Três poemas de Lubi Prates
desde que cheguei um cão me segue
ser mulher é uma bênção
ser mulher é poder gerar & poder parir
ser mulher é ter buceta, dois seios, uma bunda grande
ser mulher é
ser loira, olhos claros, nunca descabelar-se
é ter sangue escorrendo entre as pernas & não deixar que percebam mesmo que
você corra
você nade
você dance
ser mulher é uma bênção
e desde a Bíblia é ser apedrejada queimada morta
uma contradição
eu descobri agora que
não sou mulher
estou viva
nunca queimada
nunca apedrejada
eu descobri agora que
não sou mulher
sou negra, sou apenas uma negra
e o sangue que vem do meu ventre
permito que seja rio
que volte pra terra e
corro
nado
danço
descabelo-me
eu descobri agora que
não sou mulher
eu tenho pinto
apenas um seio
quadril estreito
nunca pari
eu descobri agora que
não sou mulher
ser mulher é uma bênção.
para este país
para este país
eu traria
os documentos que me tornam gente
os documentos que comprovam: eu existo
parece bobagem, mas aqui
eu ainda não tenho esta certeza: existo.
para este país
eu traria
meu diploma os livros que eu li
minha caixa de fotografias
meus aparelhos eletrônicos
minhas melhores calcinhas
para este país
eu traria
meu corpo
para este país
eu traria todas essas coisas
& mais, mas
não me permitiram malas
: o espaço era pequeno demais
aquele navio poderia afundar
aquele avião poderia partir-se
com o peso que tem uma vida.
para este país
eu trouxe
a cor da minha pele
meu cabelo crespo
meu idioma materno
minhas comidas preferidas
na memória da minha língua
para este país
eu trouxe
meus orixás
sobre a minha cabeça
toda minha árvore genealógica
antepassados, as raízes
para este país
eu trouxe todas essas coisas
& mais
: ninguém notou,
mas minha mala pesa tanto.
condição: imigrante
1.
desde que cheguei
um cão me segue
&
mesmo que haja quilômetros
mesmo que haja obstáculos
entre nós
sinto seu hálito quente
no meu pescoço.
desde que cheguei
um cão me segue
&
não me deixa
frequentar os lugares badalados
não me deixa
usar um dialeto diferente do que há aqui
guardei minhas gírias no fundo da mala
ele rosna.
desde que cheguei
um cão me segue
&
esse cão, eu apelidei de
imigração.
2.
um país que te rosna
uma cidade que te rosna
ruas que te rosnam:
como um cão selvagem
esqueça aquela ideia
infantil aquela lembrança
infantil
de sua mão afagando um cão
de sua mão afagando
seu próprio cão
ficou em outro país
ironicamente, porque a raiva lá
não é controlada
aqui, tampouco:
um país que te rosna
uma cidade que te rosna
ruas que te rosnam:
como um cão
: selvagem.
Lubi Prates nasceu em 86, em São Paulo.

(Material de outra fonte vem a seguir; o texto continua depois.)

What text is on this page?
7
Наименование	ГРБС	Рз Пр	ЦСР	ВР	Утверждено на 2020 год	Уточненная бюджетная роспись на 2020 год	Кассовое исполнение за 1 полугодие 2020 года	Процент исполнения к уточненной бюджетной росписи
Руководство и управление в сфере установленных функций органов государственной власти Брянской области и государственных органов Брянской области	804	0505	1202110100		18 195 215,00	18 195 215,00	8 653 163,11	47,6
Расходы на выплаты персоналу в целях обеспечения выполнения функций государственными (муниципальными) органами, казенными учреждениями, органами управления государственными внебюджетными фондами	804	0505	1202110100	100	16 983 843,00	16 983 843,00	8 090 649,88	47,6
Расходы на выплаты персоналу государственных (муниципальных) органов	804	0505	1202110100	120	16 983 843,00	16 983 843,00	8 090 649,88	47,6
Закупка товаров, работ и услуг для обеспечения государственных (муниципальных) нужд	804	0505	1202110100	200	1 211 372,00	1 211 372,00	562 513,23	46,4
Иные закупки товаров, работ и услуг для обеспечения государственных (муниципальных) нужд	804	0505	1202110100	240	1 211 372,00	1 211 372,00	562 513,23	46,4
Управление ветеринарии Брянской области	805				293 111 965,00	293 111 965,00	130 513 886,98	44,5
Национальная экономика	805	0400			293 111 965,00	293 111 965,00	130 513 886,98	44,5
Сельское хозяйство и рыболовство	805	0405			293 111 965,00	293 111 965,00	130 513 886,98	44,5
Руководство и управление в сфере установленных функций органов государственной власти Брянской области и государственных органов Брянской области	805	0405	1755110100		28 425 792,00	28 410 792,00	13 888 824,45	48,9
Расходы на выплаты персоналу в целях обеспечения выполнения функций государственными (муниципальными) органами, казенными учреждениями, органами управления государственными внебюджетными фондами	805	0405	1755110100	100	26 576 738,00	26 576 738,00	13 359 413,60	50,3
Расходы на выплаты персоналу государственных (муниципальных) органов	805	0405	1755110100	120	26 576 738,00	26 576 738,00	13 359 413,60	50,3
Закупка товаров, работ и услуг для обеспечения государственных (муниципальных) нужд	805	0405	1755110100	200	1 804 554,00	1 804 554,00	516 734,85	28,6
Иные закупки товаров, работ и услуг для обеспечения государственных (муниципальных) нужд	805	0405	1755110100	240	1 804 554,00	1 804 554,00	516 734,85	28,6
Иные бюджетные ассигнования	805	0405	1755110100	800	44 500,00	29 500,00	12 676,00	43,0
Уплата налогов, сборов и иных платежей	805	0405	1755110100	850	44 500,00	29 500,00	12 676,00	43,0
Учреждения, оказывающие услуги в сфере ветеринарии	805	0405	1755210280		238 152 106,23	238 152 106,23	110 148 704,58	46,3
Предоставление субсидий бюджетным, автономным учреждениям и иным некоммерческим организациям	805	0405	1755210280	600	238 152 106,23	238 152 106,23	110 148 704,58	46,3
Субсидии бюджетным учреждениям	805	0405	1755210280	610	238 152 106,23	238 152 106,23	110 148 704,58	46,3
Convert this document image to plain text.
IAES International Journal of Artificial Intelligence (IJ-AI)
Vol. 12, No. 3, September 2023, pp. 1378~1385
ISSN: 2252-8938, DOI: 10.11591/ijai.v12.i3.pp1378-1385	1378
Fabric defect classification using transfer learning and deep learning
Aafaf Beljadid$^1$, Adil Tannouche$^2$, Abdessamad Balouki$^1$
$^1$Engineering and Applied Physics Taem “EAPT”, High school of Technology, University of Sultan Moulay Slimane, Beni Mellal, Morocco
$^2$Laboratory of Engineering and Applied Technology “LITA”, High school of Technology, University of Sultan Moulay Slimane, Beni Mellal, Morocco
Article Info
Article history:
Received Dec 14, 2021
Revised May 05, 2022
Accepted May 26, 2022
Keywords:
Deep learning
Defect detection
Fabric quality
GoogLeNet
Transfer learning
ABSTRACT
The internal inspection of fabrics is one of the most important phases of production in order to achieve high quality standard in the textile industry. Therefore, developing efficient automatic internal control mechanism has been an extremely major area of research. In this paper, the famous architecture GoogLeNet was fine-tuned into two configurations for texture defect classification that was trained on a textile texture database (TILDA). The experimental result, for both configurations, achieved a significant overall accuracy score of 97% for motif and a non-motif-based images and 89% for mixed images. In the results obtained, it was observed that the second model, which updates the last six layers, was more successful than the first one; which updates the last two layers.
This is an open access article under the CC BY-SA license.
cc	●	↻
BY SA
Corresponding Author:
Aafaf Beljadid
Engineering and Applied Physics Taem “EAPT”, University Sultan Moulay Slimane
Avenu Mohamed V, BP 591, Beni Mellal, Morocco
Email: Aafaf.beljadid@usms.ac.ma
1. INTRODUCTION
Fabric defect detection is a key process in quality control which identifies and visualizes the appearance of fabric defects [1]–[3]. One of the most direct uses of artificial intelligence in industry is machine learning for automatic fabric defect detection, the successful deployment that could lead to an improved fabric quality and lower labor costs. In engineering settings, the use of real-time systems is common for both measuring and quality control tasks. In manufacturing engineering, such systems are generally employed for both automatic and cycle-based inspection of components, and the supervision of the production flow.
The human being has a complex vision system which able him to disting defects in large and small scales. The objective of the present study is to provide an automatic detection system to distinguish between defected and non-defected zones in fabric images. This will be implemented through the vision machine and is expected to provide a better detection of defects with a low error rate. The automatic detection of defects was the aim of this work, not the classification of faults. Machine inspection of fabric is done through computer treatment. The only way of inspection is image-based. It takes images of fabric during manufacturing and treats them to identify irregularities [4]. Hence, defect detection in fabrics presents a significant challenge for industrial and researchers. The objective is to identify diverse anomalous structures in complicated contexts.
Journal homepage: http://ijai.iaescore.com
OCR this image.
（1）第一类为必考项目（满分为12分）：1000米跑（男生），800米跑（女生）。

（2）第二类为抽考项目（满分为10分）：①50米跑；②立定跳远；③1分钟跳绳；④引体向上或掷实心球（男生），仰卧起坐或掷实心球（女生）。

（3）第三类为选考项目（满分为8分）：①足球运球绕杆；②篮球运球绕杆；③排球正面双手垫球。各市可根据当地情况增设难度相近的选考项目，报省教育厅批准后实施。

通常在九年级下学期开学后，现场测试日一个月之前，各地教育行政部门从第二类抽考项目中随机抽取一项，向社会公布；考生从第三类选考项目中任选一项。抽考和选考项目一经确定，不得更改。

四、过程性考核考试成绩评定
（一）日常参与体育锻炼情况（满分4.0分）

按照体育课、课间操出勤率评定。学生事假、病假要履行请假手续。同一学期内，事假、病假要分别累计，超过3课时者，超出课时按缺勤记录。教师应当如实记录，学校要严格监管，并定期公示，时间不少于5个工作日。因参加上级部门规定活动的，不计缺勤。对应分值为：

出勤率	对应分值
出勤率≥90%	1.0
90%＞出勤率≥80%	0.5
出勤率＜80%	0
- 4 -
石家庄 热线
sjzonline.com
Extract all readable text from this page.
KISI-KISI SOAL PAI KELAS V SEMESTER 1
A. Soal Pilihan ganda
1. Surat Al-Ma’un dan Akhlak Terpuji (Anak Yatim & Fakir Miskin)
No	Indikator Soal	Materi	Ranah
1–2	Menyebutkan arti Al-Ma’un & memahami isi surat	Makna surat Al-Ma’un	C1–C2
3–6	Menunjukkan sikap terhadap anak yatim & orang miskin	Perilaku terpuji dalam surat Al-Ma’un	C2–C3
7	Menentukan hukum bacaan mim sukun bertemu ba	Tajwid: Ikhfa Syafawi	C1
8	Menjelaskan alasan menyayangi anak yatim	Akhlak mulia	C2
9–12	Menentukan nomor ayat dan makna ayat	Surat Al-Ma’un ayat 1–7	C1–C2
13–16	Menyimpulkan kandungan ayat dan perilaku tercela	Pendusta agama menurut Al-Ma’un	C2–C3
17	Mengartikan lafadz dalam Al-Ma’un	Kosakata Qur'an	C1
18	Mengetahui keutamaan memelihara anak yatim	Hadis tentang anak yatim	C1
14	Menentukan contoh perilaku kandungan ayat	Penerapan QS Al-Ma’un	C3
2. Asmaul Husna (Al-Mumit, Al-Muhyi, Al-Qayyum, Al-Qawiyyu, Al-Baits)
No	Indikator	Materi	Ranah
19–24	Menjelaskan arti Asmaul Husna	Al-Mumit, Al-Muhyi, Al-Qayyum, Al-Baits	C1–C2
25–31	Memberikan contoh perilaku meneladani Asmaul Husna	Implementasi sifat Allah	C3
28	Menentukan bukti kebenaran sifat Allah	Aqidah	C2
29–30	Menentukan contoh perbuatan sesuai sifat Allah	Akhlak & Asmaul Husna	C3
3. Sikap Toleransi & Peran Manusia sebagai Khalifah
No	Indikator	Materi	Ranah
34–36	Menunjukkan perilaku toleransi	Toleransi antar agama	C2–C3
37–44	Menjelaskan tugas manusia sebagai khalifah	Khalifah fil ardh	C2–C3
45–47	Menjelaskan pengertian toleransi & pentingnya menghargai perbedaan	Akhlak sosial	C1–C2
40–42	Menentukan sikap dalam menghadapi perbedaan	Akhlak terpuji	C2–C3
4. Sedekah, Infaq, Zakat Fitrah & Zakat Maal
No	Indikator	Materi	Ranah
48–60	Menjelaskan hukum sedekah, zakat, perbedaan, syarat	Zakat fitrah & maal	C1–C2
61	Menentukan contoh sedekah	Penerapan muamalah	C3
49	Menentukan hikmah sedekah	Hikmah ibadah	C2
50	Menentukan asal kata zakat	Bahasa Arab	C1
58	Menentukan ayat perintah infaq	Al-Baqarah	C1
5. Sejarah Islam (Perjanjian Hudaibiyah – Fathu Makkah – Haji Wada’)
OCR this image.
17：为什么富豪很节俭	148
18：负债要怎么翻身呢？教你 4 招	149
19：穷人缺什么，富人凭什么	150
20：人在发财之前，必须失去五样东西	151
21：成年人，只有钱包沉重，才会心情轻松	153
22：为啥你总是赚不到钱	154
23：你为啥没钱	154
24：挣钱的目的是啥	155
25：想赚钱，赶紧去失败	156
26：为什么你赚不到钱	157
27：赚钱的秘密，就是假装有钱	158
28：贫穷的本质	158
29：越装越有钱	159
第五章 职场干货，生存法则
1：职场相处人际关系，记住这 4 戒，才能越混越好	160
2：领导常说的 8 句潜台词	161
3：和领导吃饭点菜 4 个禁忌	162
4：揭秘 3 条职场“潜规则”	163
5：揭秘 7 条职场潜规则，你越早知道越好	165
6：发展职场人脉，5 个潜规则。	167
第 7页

Graduada em Psicologia e especializando-se em Psicoterapia Reichiana. Tem publicado o livro coração na boca (Editora Multifoco, 2012, republicado pela Patuá, 2016) e triz (Patuá, 2016) e algumas participações em revistas e antologias literárias nacionais e internacionais. Edita a revista literária Parênteses, é tradutora e dedica-se, principalmente, a ações que combatem a invisibilidade da mulher e da negritude no meio literário.